Though it seems they had let this transgression slide, convincing themselves the cows were merely playing hard to get, and that the 6ft electric fences separating them from an afternoon tumble in the long grass was just animal feminism, which had started gaining popularity in the late 70's, taking its toll.

Having been reduced to sniffing the milkman for over a decade the bulls were udderstandably outraged when the news broke this morning. Though to retain some dignity they tactfully held back from openly venting their sexual frustrations, and instead hid behind the veneer of disagreeing with the practice of cloning itself.

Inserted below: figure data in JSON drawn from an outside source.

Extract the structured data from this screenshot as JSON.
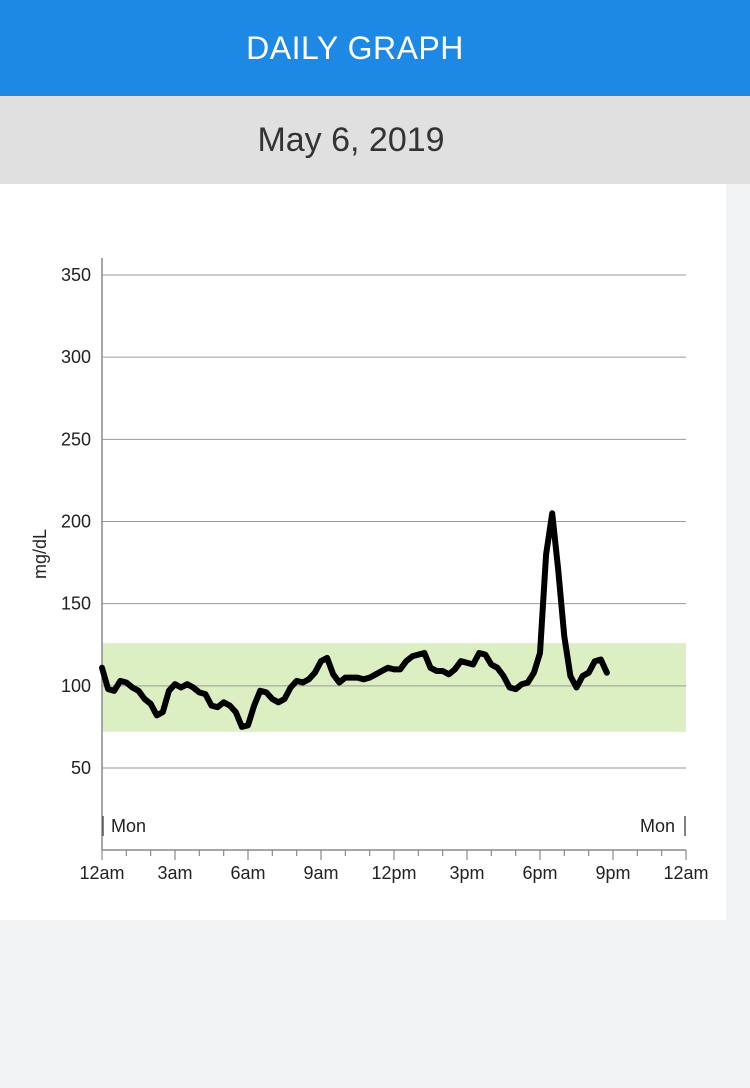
{
  "header": {
    "title": "DAILY GRAPH"
  },
  "date_bar": {
    "date": "May 6, 2019"
  },
  "chart_data": {
    "type": "line",
    "title": "",
    "xlabel": "",
    "ylabel": "mg/dL",
    "x_unit": "hours since 12am",
    "xlim": [
      0,
      24
    ],
    "ylim": [
      10,
      360
    ],
    "x_ticks": [
      {
        "value": 0,
        "label": "12am"
      },
      {
        "value": 3,
        "label": "3am"
      },
      {
        "value": 6,
        "label": "6am"
      },
      {
        "value": 9,
        "label": "9am"
      },
      {
        "value": 12,
        "label": "12pm"
      },
      {
        "value": 15,
        "label": "3pm"
      },
      {
        "value": 18,
        "label": "6pm"
      },
      {
        "value": 21,
        "label": "9pm"
      },
      {
        "value": 24,
        "label": "12am"
      }
    ],
    "y_ticks": [
      {
        "value": 50,
        "label": "50"
      },
      {
        "value": 100,
        "label": "100"
      },
      {
        "value": 150,
        "label": "150"
      },
      {
        "value": 200,
        "label": "200"
      },
      {
        "value": 250,
        "label": "250"
      },
      {
        "value": 300,
        "label": "300"
      },
      {
        "value": 350,
        "label": "350"
      }
    ],
    "target_range": {
      "low": 72,
      "high": 126,
      "color": "#dcefc2"
    },
    "day_labels": [
      {
        "label": "Mon",
        "position": "start"
      },
      {
        "label": "Mon",
        "position": "end"
      }
    ],
    "grid": true,
    "series": [
      {
        "color": "#000000",
        "points": [
          [
            0.0,
            111
          ],
          [
            0.25,
            98
          ],
          [
            0.5,
            97
          ],
          [
            0.75,
            103
          ],
          [
            1.0,
            102
          ],
          [
            1.25,
            99
          ],
          [
            1.5,
            97
          ],
          [
            1.75,
            92
          ],
          [
            2.0,
            89
          ],
          [
            2.25,
            82
          ],
          [
            2.5,
            84
          ],
          [
            2.75,
            97
          ],
          [
            3.0,
            101
          ],
          [
            3.25,
            99
          ],
          [
            3.5,
            101
          ],
          [
            3.75,
            99
          ],
          [
            4.0,
            96
          ],
          [
            4.25,
            95
          ],
          [
            4.5,
            88
          ],
          [
            4.75,
            87
          ],
          [
            5.0,
            90
          ],
          [
            5.25,
            88
          ],
          [
            5.5,
            84
          ],
          [
            5.75,
            75
          ],
          [
            6.0,
            76
          ],
          [
            6.25,
            88
          ],
          [
            6.5,
            97
          ],
          [
            6.75,
            96
          ],
          [
            7.0,
            92
          ],
          [
            7.25,
            90
          ],
          [
            7.5,
            92
          ],
          [
            7.75,
            99
          ],
          [
            8.0,
            103
          ],
          [
            8.25,
            102
          ],
          [
            8.5,
            104
          ],
          [
            8.75,
            108
          ],
          [
            9.0,
            115
          ],
          [
            9.25,
            117
          ],
          [
            9.5,
            107
          ],
          [
            9.75,
            102
          ],
          [
            10.0,
            105
          ],
          [
            10.25,
            105
          ],
          [
            10.5,
            105
          ],
          [
            10.75,
            104
          ],
          [
            11.0,
            105
          ],
          [
            11.25,
            107
          ],
          [
            11.5,
            109
          ],
          [
            11.75,
            111
          ],
          [
            12.0,
            110
          ],
          [
            12.25,
            110
          ],
          [
            12.5,
            115
          ],
          [
            12.75,
            118
          ],
          [
            13.0,
            119
          ],
          [
            13.25,
            120
          ],
          [
            13.5,
            111
          ],
          [
            13.75,
            109
          ],
          [
            14.0,
            109
          ],
          [
            14.25,
            107
          ],
          [
            14.5,
            110
          ],
          [
            14.75,
            115
          ],
          [
            15.0,
            114
          ],
          [
            15.25,
            113
          ],
          [
            15.5,
            120
          ],
          [
            15.75,
            119
          ],
          [
            16.0,
            113
          ],
          [
            16.25,
            111
          ],
          [
            16.5,
            106
          ],
          [
            16.75,
            99
          ],
          [
            17.0,
            98
          ],
          [
            17.25,
            101
          ],
          [
            17.5,
            102
          ],
          [
            17.75,
            108
          ],
          [
            18.0,
            120
          ],
          [
            18.25,
            180
          ],
          [
            18.5,
            205
          ],
          [
            18.75,
            170
          ],
          [
            19.0,
            130
          ],
          [
            19.25,
            106
          ],
          [
            19.5,
            99
          ],
          [
            19.75,
            106
          ],
          [
            20.0,
            108
          ],
          [
            20.25,
            115
          ],
          [
            20.5,
            116
          ],
          [
            20.75,
            108
          ]
        ]
      }
    ]
  }
}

Stammons, a bull from Hertfordshire, said: "Despite the Christian doctrine teaching that cows do not have souls, and are just stomach fodder for the hordes of unwashed mouthbreathers you call humans, I take my, uh, faith, very seriously. God is the one who's against cloning isn't he? Or was it Allah .. maybe Krishna? Hmm, is it alright if I go back to the field and rethink this one?''

Sadly, before we had the chance to reinterview him, Stammons was shot through the head with a bolt gun, combined with some rusk and shipped off to the Iceland Value Range. And besides that, it was really hard getting a chance to interview him in the first place anyway, what with all the paparazzi vying to get a piece of "the amazing talking cow". Idiots.

The bovine community is of yet to take formal action, but its expected that they will have made the first move before the week is out. Though initial reports are still quite sketchy, the threat of a cow voting bloc turning the next election is quickly becoming a definite possibility.

The government aren't too worried though, because cows can't vote.